Sonntag, 11. September 2016

Hamburg: Prozessauftakt im Fall des getöteten Babys Tayler

Er soll den kleinen Tayler misshandelt, soll das Baby seiner Lebensgefährtin so heftig geschüttelt haben, dass es nur wenige Tage später an seinen Verletzungen starb. Seit Freitag muss sich Michael Q. vor dem Hamburger Landgericht verantworten, die Anklage lautet auf Totschlag – der 27-Jährige stritt die Tat zum Prozessauftakt jedoch ab. Bereits im Vorfeld hatte der Fall für öffentliches Aufsehen gesorgt, weil der 13 Monate alte Junge zum Zeitpunkt der Tat unter Aufsicht der Behörden stand. Beim zuständigen Jugendamt in Altona sind nach Informationen der „Welt“ umfangreiche Veränderungsprozesse in Planung.

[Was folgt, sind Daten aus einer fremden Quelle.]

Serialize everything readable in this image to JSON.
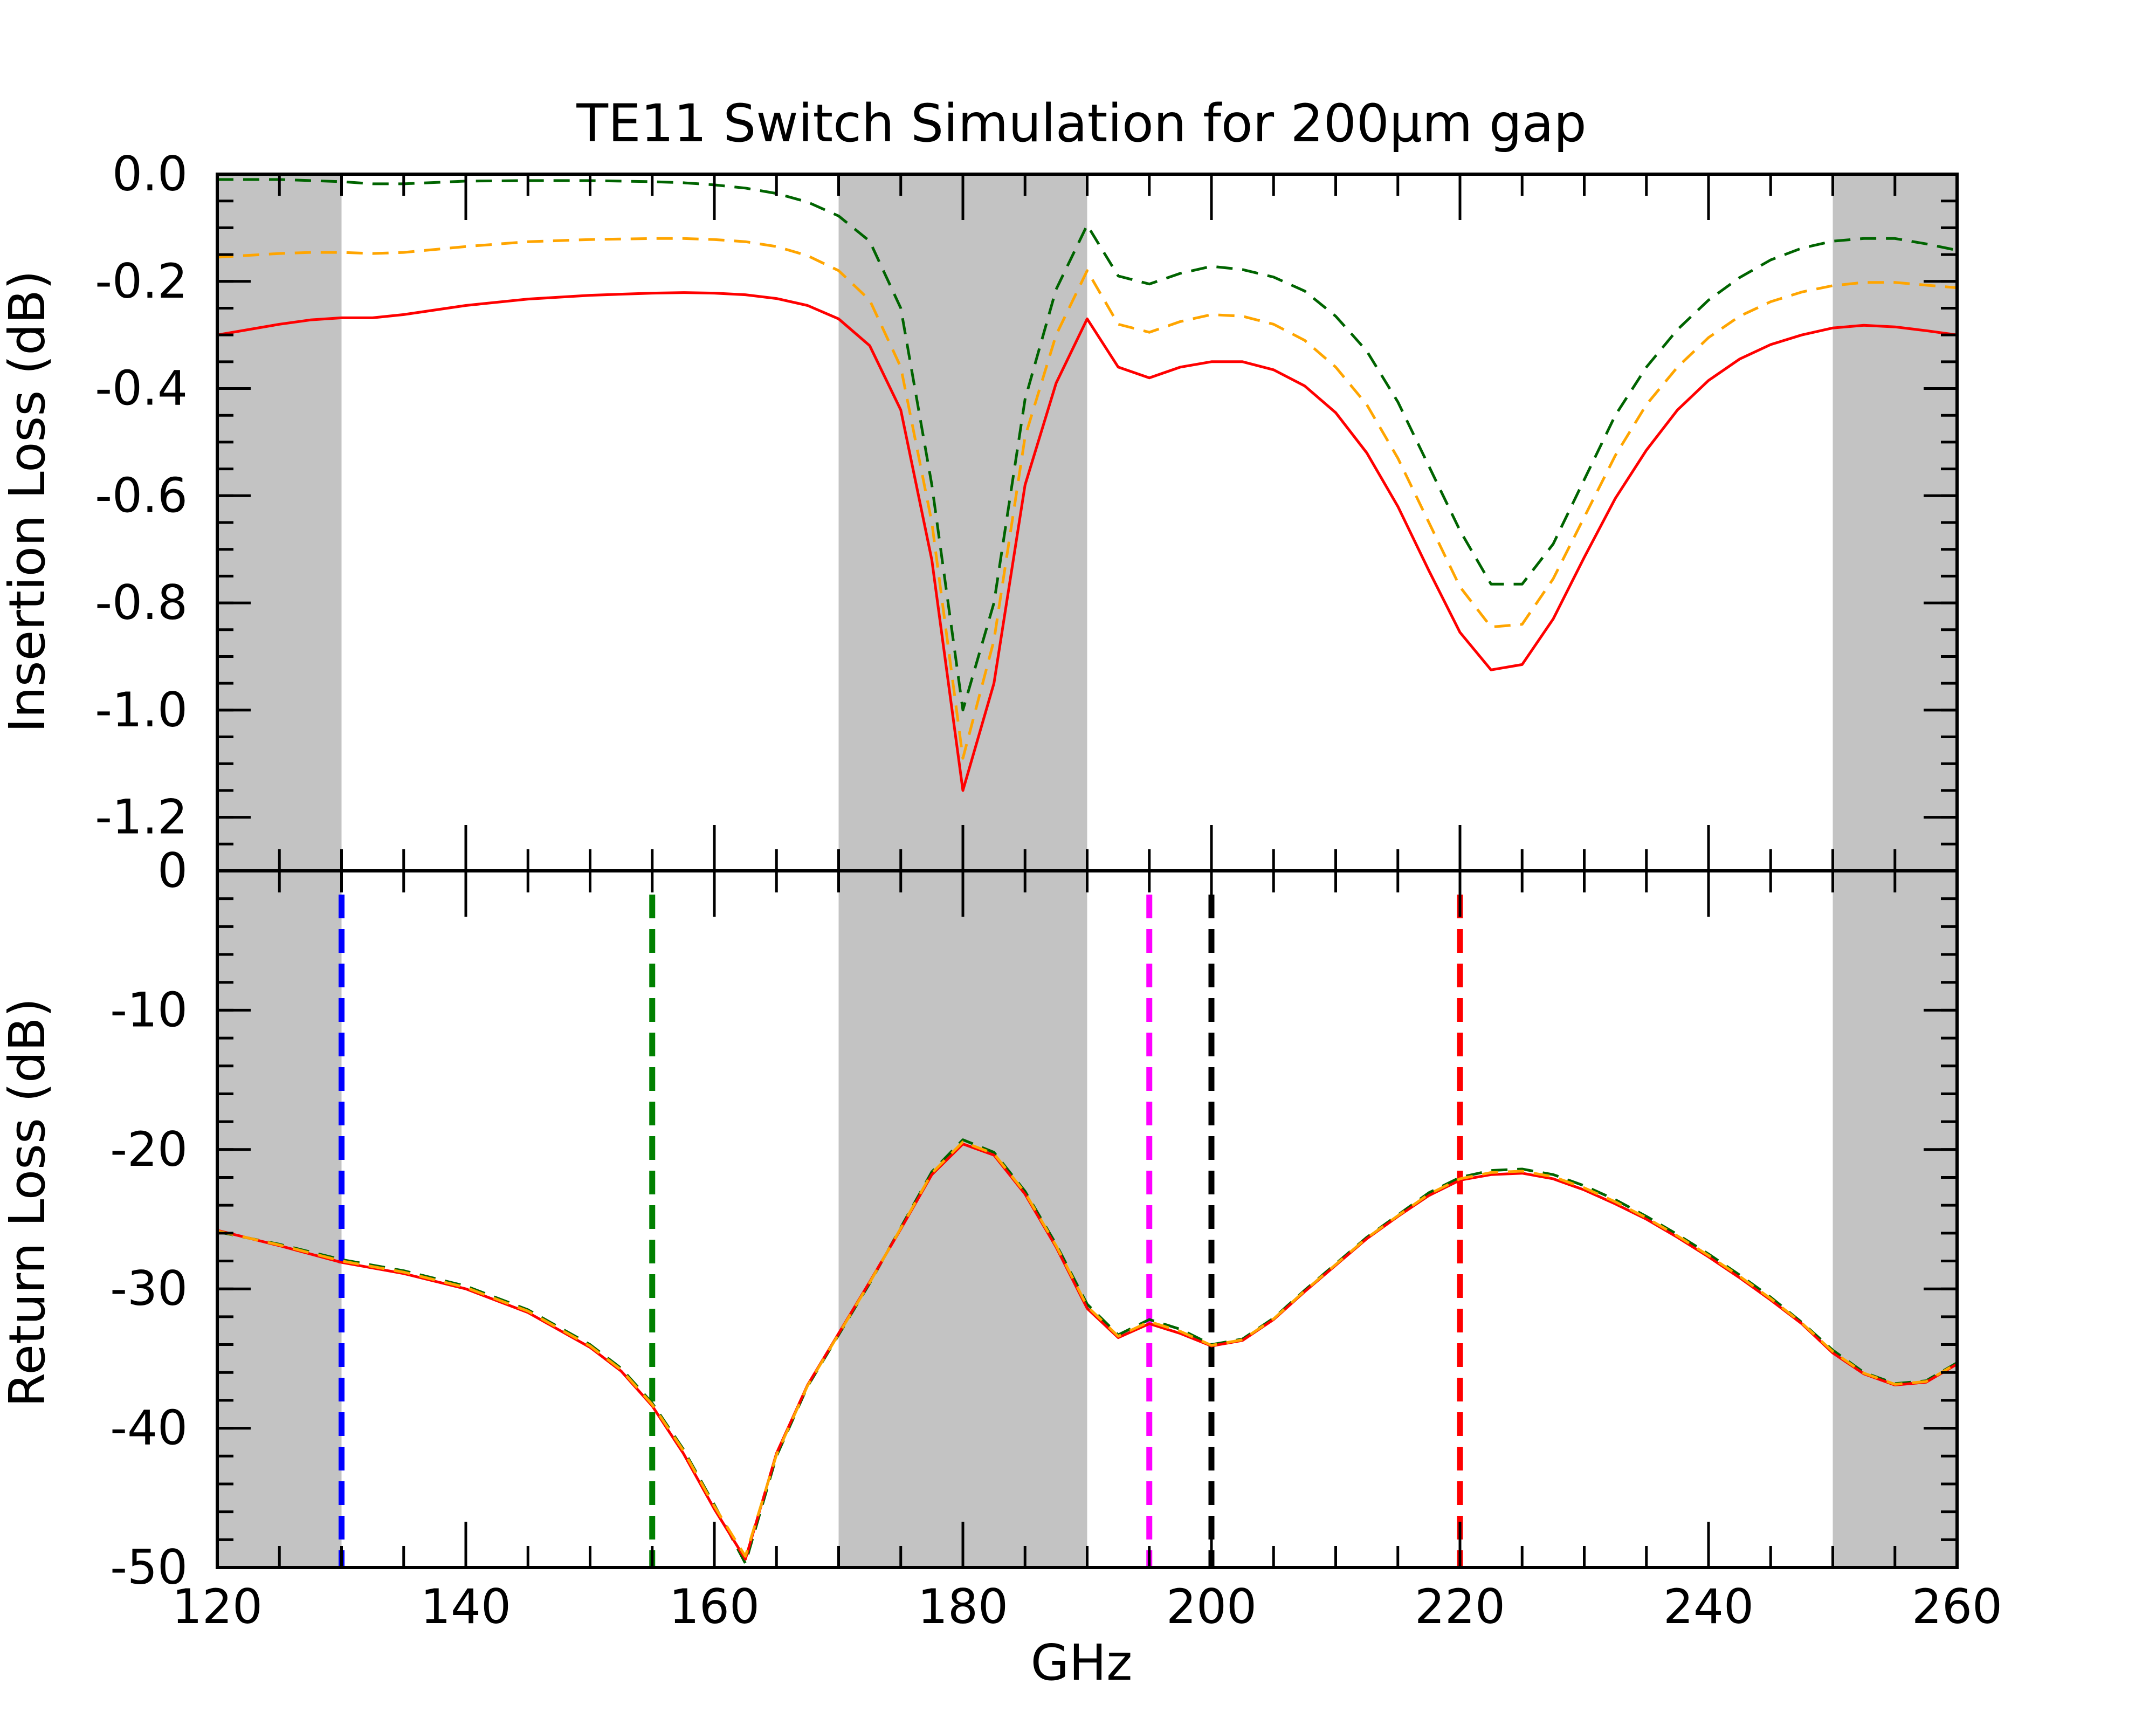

„Den Anklagevorwurf weise ich zurück. Ich habe dieses Kind geliebt, sein Tod bestürzt mich zutiefst“ – es sind diese Worte, die Michael Q. im Verhandlungssaal der Großen Strafkammer des Hamburger Landgerichts verliest, Worte, mit denen er die Vorwürfe weit von sich weist. Zwar räumt der Angeklagte ein, am 12. Dezember 2015 allein mit dem Baby in der Wohnung seiner Lebensgefährtin gewesen zu sein – von einer Misshandlung will Michael Q. jedoch nichts wissen. Vielmehr habe der kleine Junge „plötzlich Schnappatmung bekommen“, schließlich gekrampft und Blut und Speichel gespuckt. Er habe nichts gemacht, so Michael Q. Wenige Tage nach dem Vorfall war das Kind tot.

Am 19. Dezember vergangenen Jahres starb Tayler mit nur 13 Monaten – vermutlich an den Folgen eines Schütteltraumas, davon geht auch die Staatsanwaltschaft aus. Tayler hatte bei seiner Einlieferung ins Krankenhaus Blutungen in den Netzhäuten seiner Augen, sein kleiner Körper war übersät von Hämatomen. Gegen die Mutter des Kindes war zunächst auch ermittelt worden, das Verfahren wurde jedoch vor dem Prozessauftakt eingestellt. Am Montag soll die 23-Jährige vor Gericht aussagen.

Ein Bericht der Jugendhilfeinspektion, die den Fall untersucht hat, brachte Anfang des Jahres schwere Versäumnisse auf Seiten des zuständigen Jugendamts Altona ans Licht, unter dessen Beobachtung der Junge zum Zeitpunkt seines Togdes gestanden hatte: Trotz ungeklärter Verletzungen am Körper des Kindes war Tayler aus seiner Pfelegefamilie genommen und zurück in die Obhut seiner Mutter gegeben worden.

Es war im August vergangenen Jahres, als das damals nur acht Monate alte Baby ins Altonaer Kinderkrankenhaus eingeliefert wurde und die Ärzte bei dem Kleinen einen Schlüsselbeinbruch diagnostizierten. Eine plausible Erklärung für die Verletzung hatte Taylers Mutter damals nicht. Trotzdem wurde der Junge nur wenig später wieder in ihre Obhut gegeben – eine Fehlentscheidung der zuständigen Sozialarbeiterin, so die Einschätzung der Jugendhilfeinspektion. Man habe damals schlicht übersehen, dass Tayler bei seiner Mutter nicht mehr sicher war.